12時を過ぎ、uenoさんが、厳しい状況の中7枚のクロを釣り満足げに竿をたたみ始めた。更に20分は粘ってみたものの状況は変わらず無念のギブアップ。

 眠り釣法のアイデアは斬新だったが、実現不可能なデメリットはいかんともしがたく、気が付いたらノーフィッシュで納竿することにした。


この釣り座からもクロのポイントを狙えます



潮が引くとこうなります


撃沈のポーズ 手をあげないで足をあげることにします

 睡眠釣法という斬新はアイデアが浮かんだが見事撃沈した今回の釣行。釣れないことがだんだん快感に変わっていくことに不思議な違和感を覚えながらも、やはり次回の釣行に向けてのイメージトレーニングに入るのだった。

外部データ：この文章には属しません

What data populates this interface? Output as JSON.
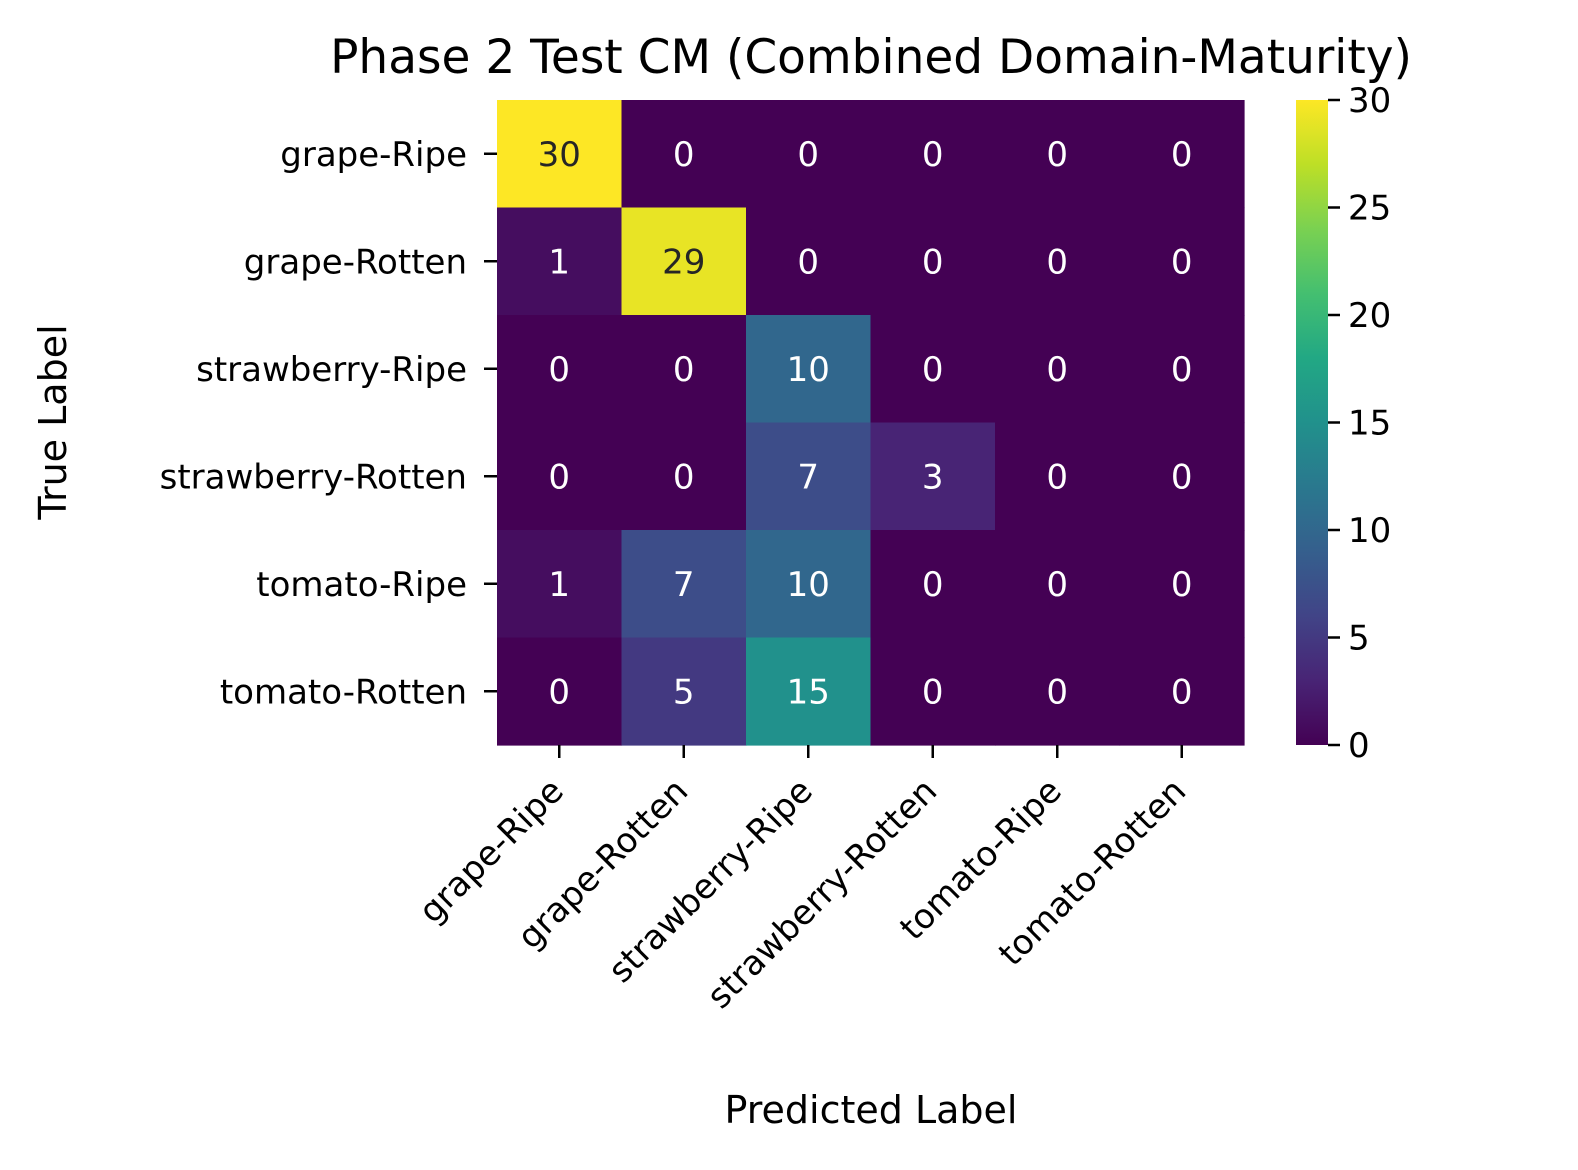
{
  "chart_data": {
    "type": "heatmap",
    "title": "Phase 2 Test CM (Combined Domain-Maturity)",
    "xlabel": "Predicted Label",
    "ylabel": "True Label",
    "x_categories": [
      "grape-Ripe",
      "grape-Rotten",
      "strawberry-Ripe",
      "strawberry-Rotten",
      "tomato-Ripe",
      "tomato-Rotten"
    ],
    "y_categories": [
      "grape-Ripe",
      "grape-Rotten",
      "strawberry-Ripe",
      "strawberry-Rotten",
      "tomato-Ripe",
      "tomato-Rotten"
    ],
    "values": [
      [
        30,
        0,
        0,
        0,
        0,
        0
      ],
      [
        1,
        29,
        0,
        0,
        0,
        0
      ],
      [
        0,
        0,
        10,
        0,
        0,
        0
      ],
      [
        0,
        0,
        7,
        3,
        0,
        0
      ],
      [
        1,
        7,
        10,
        0,
        0,
        0
      ],
      [
        0,
        5,
        15,
        0,
        0,
        0
      ]
    ],
    "colormap": "viridis",
    "colorbar": {
      "range": [
        0,
        30
      ],
      "ticks": [
        "0",
        "5",
        "10",
        "15",
        "20",
        "25",
        "30"
      ]
    },
    "annotations": true
  }
}
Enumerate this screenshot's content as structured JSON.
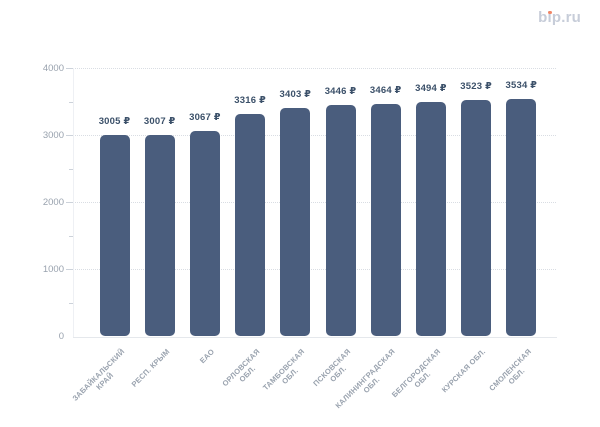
{
  "header": {
    "logo_text": "bip.ru",
    "logo_color": "#c7cdd9",
    "logo_dot_color": "#f08566"
  },
  "chart_data": {
    "type": "bar",
    "title": "",
    "xlabel": "",
    "ylabel": "",
    "categories": [
      "ЗАБАЙКАЛЬСКИЙ КРАЙ",
      "РЕСП. КРЫМ",
      "ЕАО",
      "ОРЛОВСКАЯ ОБЛ.",
      "ТАМБОВСКАЯ ОБЛ.",
      "ПСКОВСКАЯ ОБЛ.",
      "КАЛИНИНГРАДСКАЯ ОБЛ.",
      "БЕЛГОРОДСКАЯ ОБЛ.",
      "КУРСКАЯ ОБЛ.",
      "СМОЛЕНСКАЯ ОБЛ."
    ],
    "category_lines": [
      [
        "ЗАБАЙКАЛЬСКИЙ",
        "КРАЙ"
      ],
      [
        "РЕСП. КРЫМ"
      ],
      [
        "ЕАО"
      ],
      [
        "ОРЛОВСКАЯ",
        "ОБЛ."
      ],
      [
        "ТАМБОВСКАЯ",
        "ОБЛ."
      ],
      [
        "ПСКОВСКАЯ",
        "ОБЛ."
      ],
      [
        "КАЛИНИНГРАДСКАЯ",
        "ОБЛ."
      ],
      [
        "БЕЛГОРОДСКАЯ",
        "ОБЛ."
      ],
      [
        "КУРСКАЯ ОБЛ."
      ],
      [
        "СМОЛЕНСКАЯ",
        "ОБЛ."
      ]
    ],
    "values": [
      3005,
      3007,
      3067,
      3316,
      3403,
      3446,
      3464,
      3494,
      3523,
      3534
    ],
    "value_labels": [
      "3005 ₽",
      "3007 ₽",
      "3067 ₽",
      "3316 ₽",
      "3403 ₽",
      "3446 ₽",
      "3464 ₽",
      "3494 ₽",
      "3523 ₽",
      "3534 ₽"
    ],
    "value_suffix": " ₽",
    "ylim": [
      0,
      4000
    ],
    "yticks": [
      0,
      1000,
      2000,
      3000,
      4000
    ],
    "minor_yticks": [
      500,
      1500,
      2500,
      3500
    ],
    "bar_color": "#4a5d7d",
    "value_label_color": "#3b5069",
    "axis_label_color": "#99a2ae",
    "grid": true,
    "legend": null
  }
}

 12時半に納竿したのに、船が迎えに来たのは午後3時半だった。3時間ほど一向に迎えに来ない船を待ちながら海を見ていると、すがすがしい風が凪の海を滑って行くのが見えた。

 釣れなかったが釣りが好きだ。いや、釣れないからこそ釣りが好きになっていく。もしかすると、魚が釣れなければ永遠に釣りが好きでいられるのかも。こんなわけのわからないことを考えているとようやく未来丸は迎えに来た。

 未来丸の上で、またこのすがすがしさを体験したくて、次回の釣行をまたも片野浦にきめるのだった。